A study published by a research team of the University of East Anglia (UEA) promises new treatments that are believed to be highly targeted and more effective than existing cancer immunotherapies. The treatment would work by switching on LED lights embedded close to the tumor, which would consequently activate biotherapeutic drugs. This implies that future immunotherapy treatments could be engineered to attack tumors with more precision.
Dr. Amit Sachdeva, main proponent of the study, revealed the reason behind this innovative idea. Chemotherapy and other current cancer treatments kill cancer cells but they also harm healthy cells, causing unwanted side effects. And even though developed antibodies and antibody fragments are more selective than the cytotoxic drugs used in chemotherapy, they still trigger adverse side effects as antibody targets are present on healthy cells.

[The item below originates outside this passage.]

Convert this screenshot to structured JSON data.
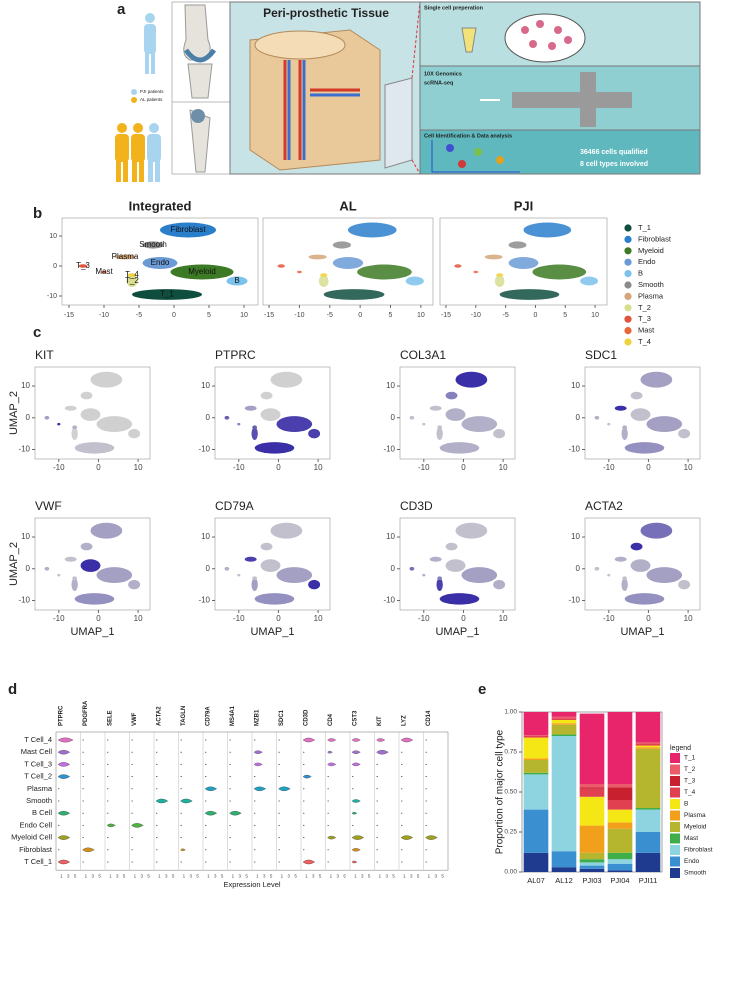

The UEA team engineered its antibody fragments which were both light activated and could fuse with their target. They employed optimized methods from previous studies to site-specifically install light-sensitive amino acids into antibody fragments. These fragments bind to and form a covalent bond with its target upon irradiation with UV light of a specific wavelength. This means that drug molecules or antibodies can be activated by shining light either directly on the skin or by using small LED lights that could be implanted at tumor sites.
This mechanism allows for cancer treatments to be more efficient and ensures that healthy cells are not affected by specifically targeting molecules that are within the vicinity of the tumor. This potentially reduces side effects for patients while improving antibody residence time in the body.
The treatment works for cancers where there is a solid tumor like skin cancer. Unfortunately, it doesn’t work for blood cancers. If the researcher’s work is deemed successful, we can expect to see highly targeted light-responsive biotherapeutics treating cancer patients within the next 5 to 10 years.